Carry liability and not 'free' resource for funding

Topics Forex  | foreign exchange | Indian Economy

Abhijit Lele  |  Mumbai  Last Updated at August 13, 2021 02:22 IST

The country's foreign exchange (forex) reserves are accumulated from investment flows and are not "ours" as there are liabilities against them. Hence, the forex kitty works as a buffer against exchange rate volatility and is not for deploying to fund projects, said analysts and experts.

There is plenty of cheap money available in the country and abroad to finance viable infrastructure (infra) projects since central banks the world over, including in India, have infused liquidity to battle recession and fuel demand, they added.
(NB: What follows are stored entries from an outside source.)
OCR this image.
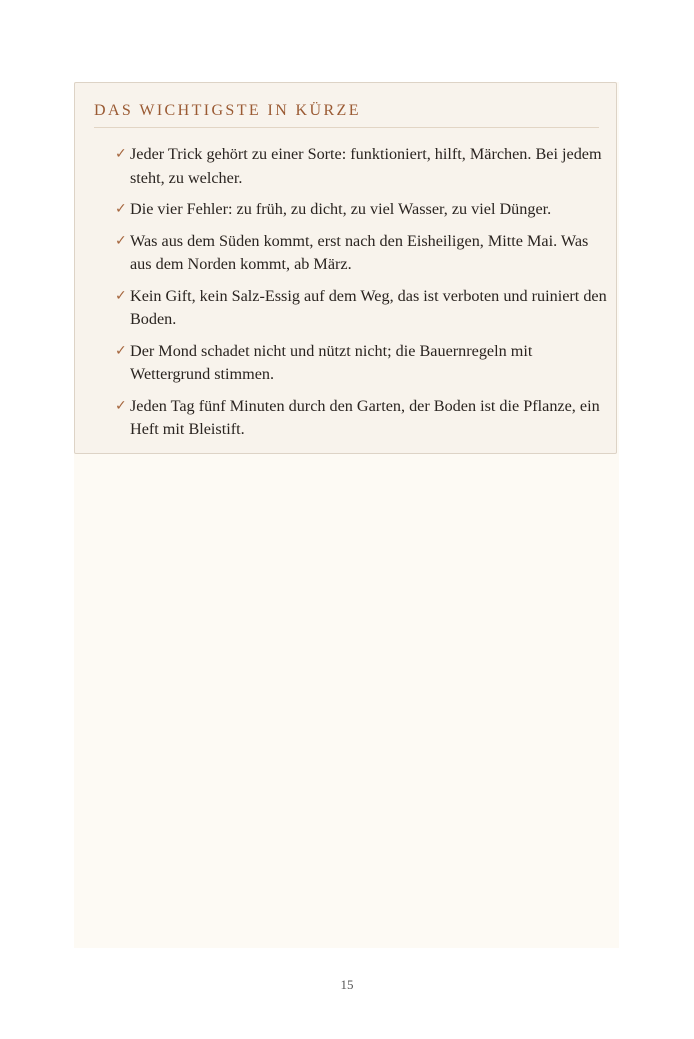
DAS WICHTIGSTE IN KÜRZE
✓ Jeder Trick gehört zu einer Sorte: funktioniert, hilft, Märchen. Bei jedem steht, zu welcher.
✓ Die vier Fehler: zu früh, zu dicht, zu viel Wasser, zu viel Dünger.
✓ Was aus dem Süden kommt, erst nach den Eisheiligen, Mitte Mai. Was aus dem Norden kommt, ab März.
✓ Kein Gift, kein Salz-Essig auf dem Weg, das ist verboten und ruiniert den Boden.
✓ Der Mond schadet nicht und nützt nicht; die Bauernregeln mit Wettergrund stimmen.
✓ Jeden Tag fünf Minuten durch den Garten, der Boden ist die Pflanze, ein Heft mit Bleistift.
15
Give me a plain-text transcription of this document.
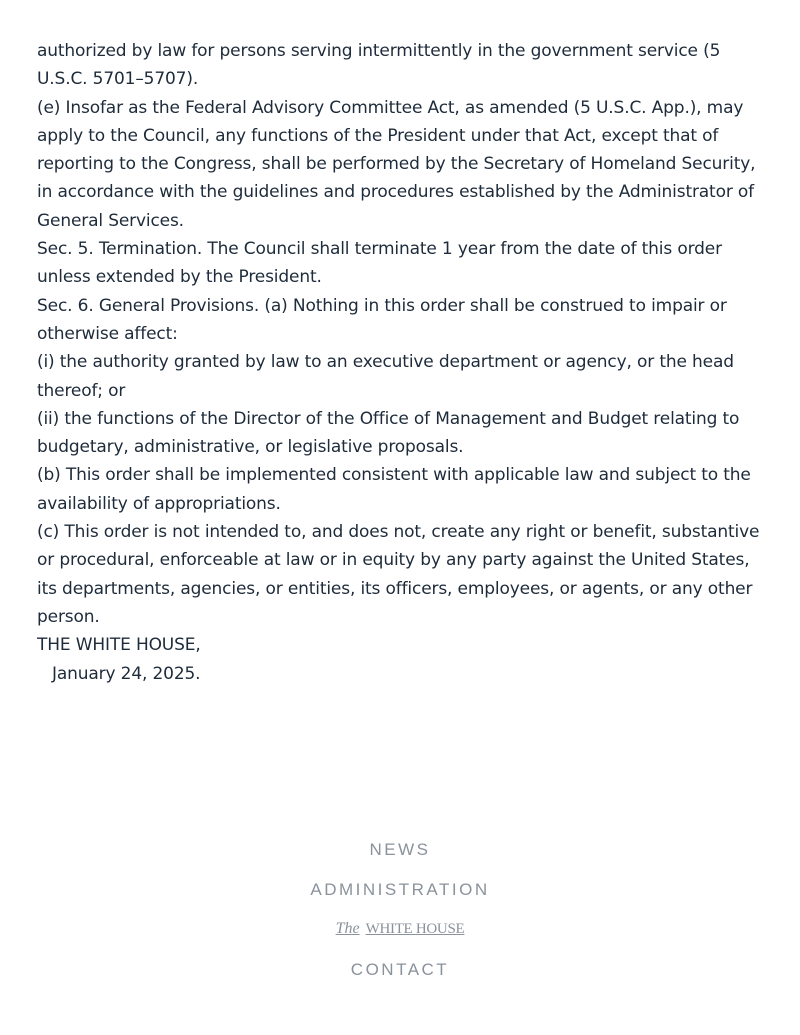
authorized by law for persons serving intermittently in the government service (5 U.S.C. 5701–5707).

(e) Insofar as the Federal Advisory Committee Act, as amended (5 U.S.C. App.), may apply to the Council, any functions of the President under that Act, except that of reporting to the Congress, shall be performed by the Secretary of Homeland Security, in accordance with the guidelines and procedures established by the Administrator of General Services.

Sec. 5. Termination. The Council shall terminate 1 year from the date of this order unless extended by the President.

Sec. 6. General Provisions. (a) Nothing in this order shall be construed to impair or otherwise affect:

(i) the authority granted by law to an executive department or agency, or the head thereof; or

(ii) the functions of the Director of the Office of Management and Budget relating to budgetary, administrative, or legislative proposals.

(b) This order shall be implemented consistent with applicable law and subject to the availability of appropriations.

(c) This order is not intended to, and does not, create any right or benefit, substantive or procedural, enforceable at law or in equity by any party against the United States, its departments, agencies, or entities, its officers, employees, or agents, or any other person.

THE WHITE HOUSE,

January 24, 2025.

NEWS
ADMINISTRATION
The WHITE HOUSE
CONTACT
The issue has come into sharp focus once again after Union Road Transport and Highways Minister Nitin Gadkari on Wednesday made a pitch for using the Reserve Bank of India's (RBI's) rising forex reserves for infra development like road projects. The country needs low-cost finance for such infra projects, he said, addressing the Confederation of Indian Industry.

India's forex reserves rose $9.42 billion to a level of $620.57 billion in the week ended July 30. The accretion to reserves has been to the tune of $43.6 billion since the end of March, according to the latest RBI data.

In fact, last month in an interview to Business Standard, RBI Governor Shaktikanta Das had said “that the reserves are not our own money. It is not that we have built it up by way of trade surplus”.

“If we have the reserves, we also have the liabilities against them. Capital flows are a strong contributor to our reserves,” Das had said.

Flagging concerns on the use of forex reserves for funding, Madan Sabanavis, chief economist, CARE Ratings, said just as the RBI absorbs excess flow, it has obligations to meet system requirements when foreign investors take out money. "So this pool of hard currency resources has a charge on it and is not available for deploying for internal purposes (like giving money to finance projects)," he said.

Aditi Nayar, chief economist at ICRA Ratings, also expressed reservations on the use of policy normalisation (read central banks raising policy rates) across the world not being far away. "This has the potential to trigger taper tantrums. We need to consolidate on forex reserve levels as arsenal to avert any crisis down the line," she said.

Former RBI governor Raghuram Rajan, who headed the central bank in 2013, when India faced the brunt of taper tantrum, is also vocal in his opposition to other uses of the forex reserves.

"India needs forex reserves buffer to insulate itself from exchange rate volatility as we have 'no friends' for swap lines. Japan was the only country that helped during the taper tantrum in 2013," Rajan had said last month, at a seminar organised by the National Council of Applied Economic Research.

Referring to the huge liquidity available in the market, Sabanavis said the RBI has infused liquidity into the system through targeted long-term repo operation at cheap rates for lending. "Also, liquidity is not happening independent of dollars. The RBI has been buying them, leading to infusion of rupee funds into the system," he said.

Seconding Sabanavis' views, Ananth Narayan, associate professor, SP Jain Institute of Management and Research, said it hardly makes any sense for the RBI to give commercial loans to infra entities in India, when so much of cheap funds are available in the market. "Any infra entity does not need the RBI loan to initiate import of capital goods for the project," he added.